Quelle est la prochaine étape pour le Syntec-Informatique ?
Nous devons attendre le texte définitif pour prendre position. D'ailleurs je ne comprends pas pourquoi le gouvernement a choisi de consulter les partenaires sociaux sur le sujet. La loi sur les 35 heures a été votée sans que l'on se préoccupe des partenaires sociaux, je ne vois pas pourquoi le gouvernement n'a pas purement et simplement imposé une réforme.

Le gouvernement s'était engagé à mettre en oeuvre une réforme concertée et non pas une abrogation pure et simple des 35 heures...
C'est exact, mais je crains que nous nous embarquions ainsi dans des discussions infinies en ouvrant à nouveau la boîte de Pandore. Ce qui certain, c'est que cette loi est criminelle sur le plan économique et chaque nouvelle négociation risque de déboucher sur un coût supplémentaire pour l'entreprise.

Malgré les critiques, ne pensez-vous pas que la RTT a quand même certaines conséquences positives sur lesquelles il est possible de capitaliser ?
Les problèmes posés l'emportent largement et le gouvernement précédent a échoué sur toute la ligne. Les 35 heures n'ont pas permis la création d'emploi, les salaires sont gelés dans beaucoup d'entreprises, en particulier dans la high-tech et malgré cela le coût final reste important pour l'entreprise. Les cadres sont peut-être les bénéficiaires de jours de RTT, mais lorsqu'ils managent d'autres collaborateurs, ils sont confrontés à des situations de tensions dans la gestion de leurs ressources humaines.

La réforme envisage une redéfinition de la limite entre le statut de cadre autonome et celui des autres cadres. N'y a-t-il pas ainsi un risque de retour en arrière pour ces cadres non-autonomes ?
C'est effectivement une ouverture importante de la réforme qui permettra d'intégrer à nouveau l'ensemble des cadres dans un régime de forfait exprimé en jours de travail. Mais les RTT resteront et ces cadres les prendront, j'en suis convaincu.

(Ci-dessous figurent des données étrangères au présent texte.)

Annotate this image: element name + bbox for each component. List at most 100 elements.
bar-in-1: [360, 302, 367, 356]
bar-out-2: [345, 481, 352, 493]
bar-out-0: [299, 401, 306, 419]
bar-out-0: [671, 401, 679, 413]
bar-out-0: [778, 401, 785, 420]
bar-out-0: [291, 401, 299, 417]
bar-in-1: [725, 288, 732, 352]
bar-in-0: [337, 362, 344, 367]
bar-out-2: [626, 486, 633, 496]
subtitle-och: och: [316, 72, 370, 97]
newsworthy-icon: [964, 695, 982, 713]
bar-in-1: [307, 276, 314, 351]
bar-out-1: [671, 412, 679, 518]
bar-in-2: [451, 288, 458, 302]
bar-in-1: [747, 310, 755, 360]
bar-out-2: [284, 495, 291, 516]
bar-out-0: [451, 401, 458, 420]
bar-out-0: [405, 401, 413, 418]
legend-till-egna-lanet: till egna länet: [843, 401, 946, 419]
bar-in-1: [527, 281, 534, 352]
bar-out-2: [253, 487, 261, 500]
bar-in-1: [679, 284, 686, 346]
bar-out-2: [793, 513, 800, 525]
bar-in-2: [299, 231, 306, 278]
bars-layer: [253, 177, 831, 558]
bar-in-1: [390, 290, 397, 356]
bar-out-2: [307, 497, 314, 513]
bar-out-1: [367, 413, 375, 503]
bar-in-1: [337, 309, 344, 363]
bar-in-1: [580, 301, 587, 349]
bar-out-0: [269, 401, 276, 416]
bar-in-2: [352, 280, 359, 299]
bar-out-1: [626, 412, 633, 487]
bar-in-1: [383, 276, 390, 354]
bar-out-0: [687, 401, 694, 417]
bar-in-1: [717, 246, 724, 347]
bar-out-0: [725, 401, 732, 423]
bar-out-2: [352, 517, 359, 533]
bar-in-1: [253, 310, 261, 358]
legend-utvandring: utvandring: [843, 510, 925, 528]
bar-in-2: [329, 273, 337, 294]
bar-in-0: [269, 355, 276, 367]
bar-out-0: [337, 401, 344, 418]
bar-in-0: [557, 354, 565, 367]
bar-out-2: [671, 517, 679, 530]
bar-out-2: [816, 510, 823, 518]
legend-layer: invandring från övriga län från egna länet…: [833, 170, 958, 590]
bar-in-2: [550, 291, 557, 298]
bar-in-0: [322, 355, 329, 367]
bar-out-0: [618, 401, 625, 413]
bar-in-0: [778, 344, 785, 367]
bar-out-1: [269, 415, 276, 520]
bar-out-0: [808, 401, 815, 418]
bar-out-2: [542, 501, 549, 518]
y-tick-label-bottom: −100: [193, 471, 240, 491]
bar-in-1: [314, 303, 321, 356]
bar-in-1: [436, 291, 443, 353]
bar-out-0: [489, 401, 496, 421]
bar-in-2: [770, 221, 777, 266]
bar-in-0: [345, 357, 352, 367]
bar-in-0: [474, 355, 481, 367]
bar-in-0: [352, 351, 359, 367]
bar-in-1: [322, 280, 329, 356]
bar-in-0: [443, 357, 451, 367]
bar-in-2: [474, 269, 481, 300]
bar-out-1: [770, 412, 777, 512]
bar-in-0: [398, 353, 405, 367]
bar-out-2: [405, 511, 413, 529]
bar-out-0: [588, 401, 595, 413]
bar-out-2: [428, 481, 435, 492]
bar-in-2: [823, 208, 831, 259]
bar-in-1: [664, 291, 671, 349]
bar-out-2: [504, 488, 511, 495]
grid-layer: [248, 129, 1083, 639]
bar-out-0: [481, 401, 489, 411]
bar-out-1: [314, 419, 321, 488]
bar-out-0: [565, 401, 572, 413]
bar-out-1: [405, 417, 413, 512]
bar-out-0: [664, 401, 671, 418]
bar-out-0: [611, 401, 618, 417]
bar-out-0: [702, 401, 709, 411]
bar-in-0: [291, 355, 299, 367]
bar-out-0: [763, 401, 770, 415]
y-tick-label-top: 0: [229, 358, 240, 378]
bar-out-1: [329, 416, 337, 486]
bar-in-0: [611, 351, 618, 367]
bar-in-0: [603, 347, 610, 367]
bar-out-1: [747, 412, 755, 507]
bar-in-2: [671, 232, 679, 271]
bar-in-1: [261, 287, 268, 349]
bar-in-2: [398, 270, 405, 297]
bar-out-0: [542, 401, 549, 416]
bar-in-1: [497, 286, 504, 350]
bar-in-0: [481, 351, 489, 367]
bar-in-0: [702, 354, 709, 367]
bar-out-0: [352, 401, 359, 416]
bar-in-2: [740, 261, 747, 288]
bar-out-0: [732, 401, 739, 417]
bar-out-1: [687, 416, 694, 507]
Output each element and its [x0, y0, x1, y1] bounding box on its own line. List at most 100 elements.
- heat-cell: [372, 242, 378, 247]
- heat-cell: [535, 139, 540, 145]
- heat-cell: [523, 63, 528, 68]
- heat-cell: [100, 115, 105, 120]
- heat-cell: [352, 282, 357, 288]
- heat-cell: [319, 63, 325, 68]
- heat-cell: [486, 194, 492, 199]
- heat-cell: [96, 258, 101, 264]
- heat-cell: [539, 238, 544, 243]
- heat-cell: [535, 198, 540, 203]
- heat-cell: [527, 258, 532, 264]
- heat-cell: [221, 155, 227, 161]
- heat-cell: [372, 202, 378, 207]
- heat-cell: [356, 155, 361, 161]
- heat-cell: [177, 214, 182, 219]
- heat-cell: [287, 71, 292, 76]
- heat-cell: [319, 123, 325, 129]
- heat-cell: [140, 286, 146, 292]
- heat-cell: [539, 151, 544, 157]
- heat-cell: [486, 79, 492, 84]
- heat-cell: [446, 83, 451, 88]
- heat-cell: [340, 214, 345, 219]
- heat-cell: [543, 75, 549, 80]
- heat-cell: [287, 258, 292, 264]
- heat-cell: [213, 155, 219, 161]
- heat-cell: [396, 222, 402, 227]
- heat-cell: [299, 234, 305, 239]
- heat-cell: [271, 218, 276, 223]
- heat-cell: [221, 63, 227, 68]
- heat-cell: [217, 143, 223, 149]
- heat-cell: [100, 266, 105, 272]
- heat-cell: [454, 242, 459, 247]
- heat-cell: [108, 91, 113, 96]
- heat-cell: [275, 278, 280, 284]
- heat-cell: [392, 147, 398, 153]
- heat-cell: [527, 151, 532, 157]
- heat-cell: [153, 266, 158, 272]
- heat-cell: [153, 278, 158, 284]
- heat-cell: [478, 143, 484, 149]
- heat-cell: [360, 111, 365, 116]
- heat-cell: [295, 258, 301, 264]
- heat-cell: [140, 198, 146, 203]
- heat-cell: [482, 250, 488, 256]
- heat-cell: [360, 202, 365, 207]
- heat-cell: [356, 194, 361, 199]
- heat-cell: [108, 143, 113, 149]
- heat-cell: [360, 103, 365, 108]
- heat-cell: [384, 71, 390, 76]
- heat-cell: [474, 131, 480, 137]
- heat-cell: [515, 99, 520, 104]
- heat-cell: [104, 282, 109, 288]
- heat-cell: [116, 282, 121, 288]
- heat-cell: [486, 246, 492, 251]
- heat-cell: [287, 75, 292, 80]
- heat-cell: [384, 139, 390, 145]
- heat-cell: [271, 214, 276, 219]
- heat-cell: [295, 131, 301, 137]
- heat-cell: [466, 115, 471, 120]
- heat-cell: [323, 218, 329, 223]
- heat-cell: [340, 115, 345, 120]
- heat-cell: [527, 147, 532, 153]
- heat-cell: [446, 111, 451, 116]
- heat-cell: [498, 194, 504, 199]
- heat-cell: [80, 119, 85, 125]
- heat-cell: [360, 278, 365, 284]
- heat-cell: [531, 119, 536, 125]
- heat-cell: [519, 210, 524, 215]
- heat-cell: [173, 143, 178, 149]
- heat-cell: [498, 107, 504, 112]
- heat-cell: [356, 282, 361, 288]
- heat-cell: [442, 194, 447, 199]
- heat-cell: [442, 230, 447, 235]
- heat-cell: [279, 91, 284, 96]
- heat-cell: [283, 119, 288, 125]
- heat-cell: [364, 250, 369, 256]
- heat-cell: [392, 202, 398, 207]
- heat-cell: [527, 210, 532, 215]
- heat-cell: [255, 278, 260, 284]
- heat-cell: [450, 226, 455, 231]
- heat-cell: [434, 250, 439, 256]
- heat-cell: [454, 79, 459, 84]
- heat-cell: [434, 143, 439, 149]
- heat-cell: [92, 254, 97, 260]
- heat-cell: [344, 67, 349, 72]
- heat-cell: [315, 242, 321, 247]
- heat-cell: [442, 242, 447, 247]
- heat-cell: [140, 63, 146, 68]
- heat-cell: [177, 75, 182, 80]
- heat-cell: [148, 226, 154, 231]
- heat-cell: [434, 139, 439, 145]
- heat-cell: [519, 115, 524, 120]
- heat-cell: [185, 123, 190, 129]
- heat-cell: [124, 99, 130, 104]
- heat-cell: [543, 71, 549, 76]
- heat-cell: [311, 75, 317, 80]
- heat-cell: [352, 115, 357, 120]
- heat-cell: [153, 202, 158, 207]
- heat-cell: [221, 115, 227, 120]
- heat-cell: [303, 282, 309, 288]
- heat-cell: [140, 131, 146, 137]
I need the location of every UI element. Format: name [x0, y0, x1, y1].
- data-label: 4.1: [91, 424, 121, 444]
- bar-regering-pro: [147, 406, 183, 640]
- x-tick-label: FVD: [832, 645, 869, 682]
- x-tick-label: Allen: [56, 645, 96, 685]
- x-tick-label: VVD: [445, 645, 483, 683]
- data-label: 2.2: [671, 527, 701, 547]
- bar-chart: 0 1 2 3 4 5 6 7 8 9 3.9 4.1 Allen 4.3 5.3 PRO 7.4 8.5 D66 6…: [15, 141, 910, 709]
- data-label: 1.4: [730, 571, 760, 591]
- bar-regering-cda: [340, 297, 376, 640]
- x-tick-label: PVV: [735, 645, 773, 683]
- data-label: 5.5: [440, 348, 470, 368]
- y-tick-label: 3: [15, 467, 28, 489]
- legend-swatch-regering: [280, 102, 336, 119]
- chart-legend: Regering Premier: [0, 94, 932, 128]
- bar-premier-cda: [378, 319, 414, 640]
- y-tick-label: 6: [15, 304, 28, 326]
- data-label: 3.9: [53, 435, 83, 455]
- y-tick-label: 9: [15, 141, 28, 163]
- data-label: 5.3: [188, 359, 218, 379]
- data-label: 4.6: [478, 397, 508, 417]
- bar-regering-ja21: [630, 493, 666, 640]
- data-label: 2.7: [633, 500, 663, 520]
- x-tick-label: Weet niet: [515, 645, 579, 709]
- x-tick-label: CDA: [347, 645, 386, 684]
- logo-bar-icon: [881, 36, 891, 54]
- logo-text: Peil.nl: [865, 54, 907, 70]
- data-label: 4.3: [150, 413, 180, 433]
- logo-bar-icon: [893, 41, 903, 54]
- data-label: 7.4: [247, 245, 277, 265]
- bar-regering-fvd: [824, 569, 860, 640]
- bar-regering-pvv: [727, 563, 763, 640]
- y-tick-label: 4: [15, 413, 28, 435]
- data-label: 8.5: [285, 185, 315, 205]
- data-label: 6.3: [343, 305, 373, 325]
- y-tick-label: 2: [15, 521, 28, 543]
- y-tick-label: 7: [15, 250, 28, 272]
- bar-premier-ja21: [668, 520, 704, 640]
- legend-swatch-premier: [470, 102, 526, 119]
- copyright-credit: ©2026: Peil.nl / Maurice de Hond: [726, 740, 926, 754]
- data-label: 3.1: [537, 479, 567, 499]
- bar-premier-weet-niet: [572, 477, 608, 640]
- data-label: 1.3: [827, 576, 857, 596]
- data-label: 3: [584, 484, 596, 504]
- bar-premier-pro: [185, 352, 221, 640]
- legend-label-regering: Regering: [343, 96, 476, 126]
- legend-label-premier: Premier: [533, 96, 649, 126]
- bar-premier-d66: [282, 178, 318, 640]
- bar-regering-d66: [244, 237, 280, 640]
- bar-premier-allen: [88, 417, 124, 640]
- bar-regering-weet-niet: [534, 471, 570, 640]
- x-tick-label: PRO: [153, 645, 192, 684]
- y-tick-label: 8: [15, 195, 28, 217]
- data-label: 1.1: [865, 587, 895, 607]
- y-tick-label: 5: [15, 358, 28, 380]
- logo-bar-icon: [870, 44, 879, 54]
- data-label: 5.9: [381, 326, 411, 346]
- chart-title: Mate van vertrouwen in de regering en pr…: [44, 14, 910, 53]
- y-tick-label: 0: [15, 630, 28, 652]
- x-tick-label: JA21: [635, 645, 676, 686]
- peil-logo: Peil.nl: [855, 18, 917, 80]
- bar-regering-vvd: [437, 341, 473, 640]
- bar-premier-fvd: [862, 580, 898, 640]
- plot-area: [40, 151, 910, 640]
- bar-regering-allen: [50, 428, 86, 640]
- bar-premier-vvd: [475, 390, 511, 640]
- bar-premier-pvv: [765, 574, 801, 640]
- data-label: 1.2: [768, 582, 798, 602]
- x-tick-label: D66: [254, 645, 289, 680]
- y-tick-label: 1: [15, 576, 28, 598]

Cela implique donc un passage en force...
Je ne crois pas car les cadres, au moins dans le secteur high-tech, travaillent beaucoup et se retrouvent dans une situation de pression inextricable avec cette compression de leur temps de travail. Leur problème n'est pas de travailler, mais il est probable que beaucoup voudront échanger cette réforme contre une indemnisation salariale. Mais je voudrais insister sur le désarroi généré chez de nombreux salariés de notre secteur qui sont aujourd'hui déçus voir désabusés face aux conséquences de cette loi, comme le montre votre enquête. La réforme ne sera donc pas forcément une réelle épreuve de force.

Agé de 61 ans, diplômé de l'Ecole Polytechnique de Lausanne, François Dufaux a commencé sa carrière en 1966 chez Texas Instrument dont il fut le directeur commercial jusqu'en 1975 puis directeur marketing jusqu'en 1978. Il devient ensuite responsable de la division téléphonie privée de Thomson. En 1984, il est nommé vice-président de Fairchild Corp puis Pdg du groupe en Europe. En 1988, il rejoint Sema en qualité de directeur général. Président de Syntec-Informatique depuis 1997, il est membre du comité exécutif du Medef depuis janvier 2000. En janvier 2001, il devient Vice-Président SchlumbergerSema.